I spent most of the week in Toronto at Autodesk Accelerate, a conference that discussed Autodesk’s manufacturing strategy going forward. The theme of the conference was “The Future of Making Things” (at least according to Autodesk), and in large part Autodesk succeeded in getting this message across with its Fusion 360.
For a long time Autodesk has tried to be everything to a wide range of industries – from manufacturing to mapping to architecture to entertainment. Some forays have been successful, some not so much, but that hasn’t stopped the company from trying. I personally was glad to see manufacturing return as a focus of Autodesk recently, because for the past couple years a focus has been, in my opinion, AEC and rebuilding the world. Not that that’s necessarily a bad thing, but this focus left a lot for mechanical design/manufacturing customers wondering how committed the company was to them for the long haul.
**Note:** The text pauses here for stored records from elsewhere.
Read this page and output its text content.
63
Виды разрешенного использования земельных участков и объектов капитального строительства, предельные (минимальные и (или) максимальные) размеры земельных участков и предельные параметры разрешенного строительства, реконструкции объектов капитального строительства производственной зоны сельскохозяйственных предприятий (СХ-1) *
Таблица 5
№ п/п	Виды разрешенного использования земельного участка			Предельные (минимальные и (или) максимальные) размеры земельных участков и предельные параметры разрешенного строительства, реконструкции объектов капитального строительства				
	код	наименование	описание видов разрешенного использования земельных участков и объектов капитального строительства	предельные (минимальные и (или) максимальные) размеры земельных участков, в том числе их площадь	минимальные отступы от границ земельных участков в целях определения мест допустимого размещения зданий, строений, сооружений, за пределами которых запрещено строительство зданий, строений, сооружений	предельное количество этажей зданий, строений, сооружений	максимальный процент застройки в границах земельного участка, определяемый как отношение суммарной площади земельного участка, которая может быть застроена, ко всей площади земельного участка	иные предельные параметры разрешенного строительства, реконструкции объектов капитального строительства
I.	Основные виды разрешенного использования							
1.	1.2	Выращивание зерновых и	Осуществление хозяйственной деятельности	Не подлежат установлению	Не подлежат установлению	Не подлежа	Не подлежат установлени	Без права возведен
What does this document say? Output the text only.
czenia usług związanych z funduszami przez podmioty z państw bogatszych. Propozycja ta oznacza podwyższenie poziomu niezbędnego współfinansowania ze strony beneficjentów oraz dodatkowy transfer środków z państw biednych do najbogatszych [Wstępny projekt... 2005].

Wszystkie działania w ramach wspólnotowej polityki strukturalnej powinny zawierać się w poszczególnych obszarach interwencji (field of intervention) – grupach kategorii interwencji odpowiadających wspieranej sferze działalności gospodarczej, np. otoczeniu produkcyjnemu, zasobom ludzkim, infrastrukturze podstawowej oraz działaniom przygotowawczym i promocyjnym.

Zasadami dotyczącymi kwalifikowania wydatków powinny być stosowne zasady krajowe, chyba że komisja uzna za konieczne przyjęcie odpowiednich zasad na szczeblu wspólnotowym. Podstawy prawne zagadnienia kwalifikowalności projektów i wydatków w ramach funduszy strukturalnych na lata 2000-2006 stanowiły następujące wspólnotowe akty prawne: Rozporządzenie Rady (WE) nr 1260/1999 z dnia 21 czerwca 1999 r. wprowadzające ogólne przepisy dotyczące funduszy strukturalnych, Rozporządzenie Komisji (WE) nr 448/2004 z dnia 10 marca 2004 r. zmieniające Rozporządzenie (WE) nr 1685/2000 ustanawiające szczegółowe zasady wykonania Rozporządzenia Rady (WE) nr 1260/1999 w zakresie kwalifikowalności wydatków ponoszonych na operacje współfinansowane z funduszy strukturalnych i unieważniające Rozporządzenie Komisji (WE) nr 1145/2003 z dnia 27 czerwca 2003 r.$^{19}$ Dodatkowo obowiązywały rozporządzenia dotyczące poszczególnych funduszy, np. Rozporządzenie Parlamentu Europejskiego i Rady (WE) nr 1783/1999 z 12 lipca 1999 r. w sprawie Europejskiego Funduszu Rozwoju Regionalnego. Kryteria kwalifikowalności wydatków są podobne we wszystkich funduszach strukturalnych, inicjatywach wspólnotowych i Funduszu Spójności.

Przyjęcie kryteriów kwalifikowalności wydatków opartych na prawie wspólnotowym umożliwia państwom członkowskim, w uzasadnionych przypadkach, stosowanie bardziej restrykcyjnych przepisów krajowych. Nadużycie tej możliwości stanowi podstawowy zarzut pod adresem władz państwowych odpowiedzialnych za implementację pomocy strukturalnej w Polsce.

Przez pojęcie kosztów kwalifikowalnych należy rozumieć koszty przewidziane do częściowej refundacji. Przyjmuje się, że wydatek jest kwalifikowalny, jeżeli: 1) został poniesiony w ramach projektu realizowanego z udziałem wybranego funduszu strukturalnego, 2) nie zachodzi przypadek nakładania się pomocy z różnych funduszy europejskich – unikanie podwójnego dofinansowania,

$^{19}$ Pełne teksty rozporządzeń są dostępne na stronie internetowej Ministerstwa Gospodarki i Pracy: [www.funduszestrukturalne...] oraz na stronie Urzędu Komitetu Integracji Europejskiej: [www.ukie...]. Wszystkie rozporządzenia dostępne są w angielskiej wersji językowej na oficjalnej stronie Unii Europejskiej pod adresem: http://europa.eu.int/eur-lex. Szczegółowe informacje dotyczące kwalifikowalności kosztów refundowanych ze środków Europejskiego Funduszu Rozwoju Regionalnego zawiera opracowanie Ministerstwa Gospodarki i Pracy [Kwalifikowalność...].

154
After making a big noise about its investments in manufacturing, the company has divested itself of some interesting manufacturing products and technologies for a variety of reasons. Previously, and I’m dating myself, but it wasn’t all that long ago that Autodesk had dedicated manufacturing products, such as Mechanical Desktop and AutoCAD Mechanical (I was a big fan of both at the time). Then came the late arrival of Inventor for 3D design, but that’s story for another time. Finally, Autodesk has said to me that IoT is definitely in the center of their radar screen but what is there to show for it? Sure, IoT has a mechanical component, but it’s a lot more than just that, and it will become more prominent in Fusion over time.